The debut film "Obvious Child," by writer/director Gillian Robespierre, is remarkable for its insight and its economy.
For those in the audience well-past 40, it may represent a kind of anthropological dig, one in which the layers of what it is like to be a twenty-something in this the second decade of the new millennium are peeled away.
At the center of the film is Donna Stern (Jenny Slate), an aspiring stand-up comedian, mid-20s, living in Brooklyn with her best friend, Nellie (Gabby Hoffman).
Suddenly, her life becomes a perfect storm of personal travail. Her boyfriend dumps her in the unisex bathroom of the nightclub where she appears. It's a scene that is a precursor to other moments of dissonance just ahead. While her now-ex is explaining that it's not her but him, men and women are entering and exiting the graffiti covered stalls; meanwhile, Donna is having an emotional meltdown.
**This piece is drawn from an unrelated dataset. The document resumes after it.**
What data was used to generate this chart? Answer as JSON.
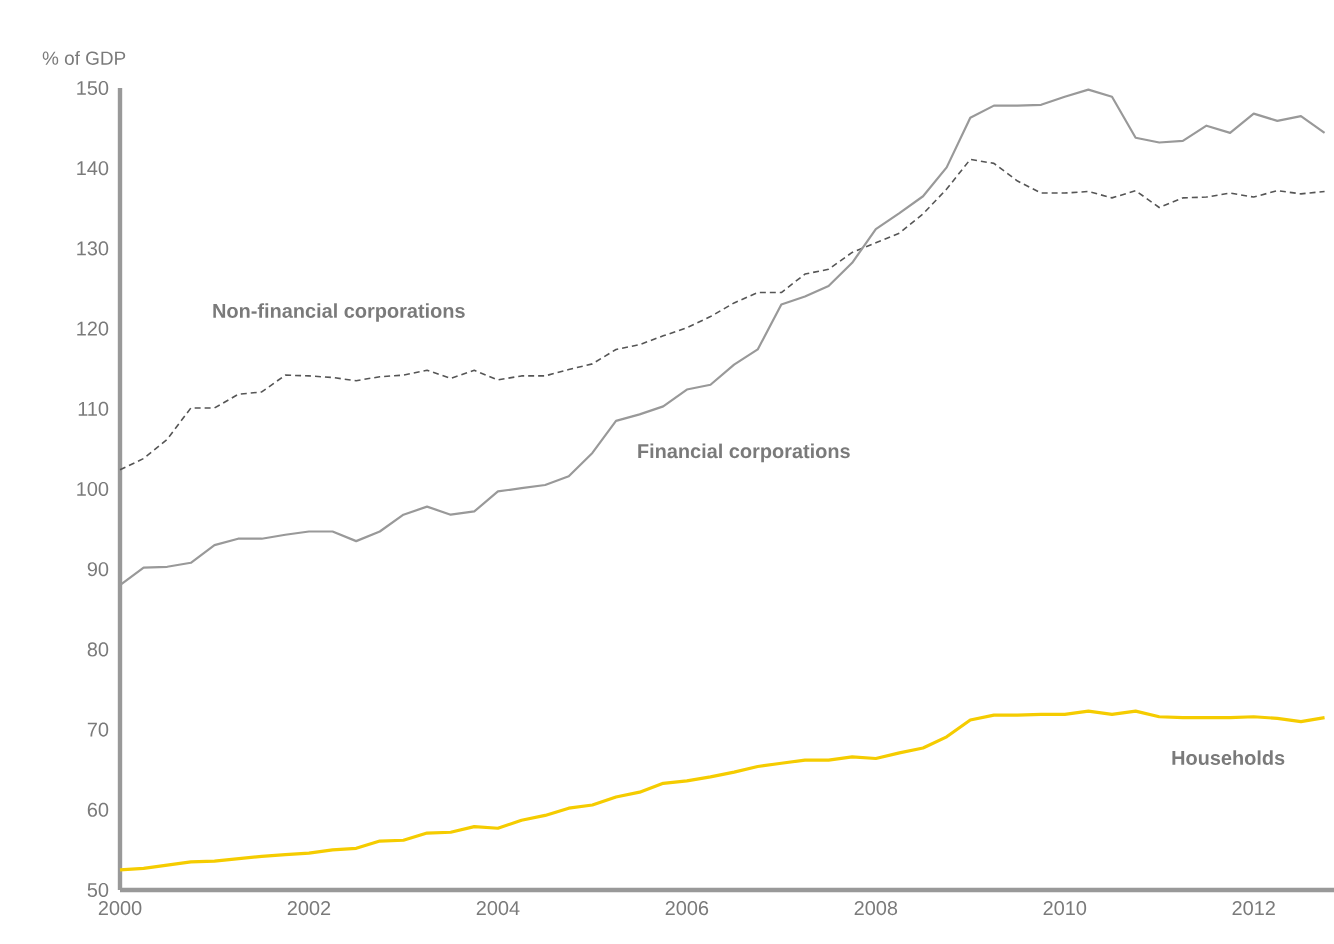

Shortly thereafter, her boss tells her that the bookstore she works at (the unoppressive and anti-imperialist Bargain Books) will soon close.
On the rebound, Donna meets straight-looking Max (Jake Lacy) at the club, and after an incautious one-night-stand, she discovers she's pregnant.
The rest of the film is about resolution: how a young woman, still not fully formed, faces life's exigencies while feeling ill-prepared and decidedly at loose ends regarding her life. Although the issue about her pregnancy becomes a source of anguish, and requires her to make a profoundly important decision, this is not just a film about one woman having the freedom to choose.
The risk that "Obvious Child" takes is that it approaches the issue of abortion in a life-affirming manner — the life in question is Donna's, for it is she who understands that at this point in her life she is not ready to raise a child. In so many ways, Donna herself is still a child.
And so, absent shame or judgment, she moves forward.
One comment about language in movies: Profanity has, over decades, become ubiquitous. There was a time when Gable said, "Frankly my dear, I don't give a damn" and shocked audiences nationwide. We are no longer in Kansas. Words are used in "Obvious Child" that are confrontational, subversive, irreverent, steeped in sexuality, personal toilet habits and dysfunctional familial relationships. There are no areas of life, however personal, that seem off limits for the characters.
The baseline is full disclosure, as if this generation, steeped in reality television, Facebook, and Twitter, has little need for personal privacy. And epithets represent a kind of power and honesty and rebellion, even at the risk of seeming blatantly gratuitous.
"Obvious Child" is a small indie movie about a tenacious and seemingly irresolvable issue. To the film's credit, the manner in which it is presented represents a point of view, perhaps, but not an assumption.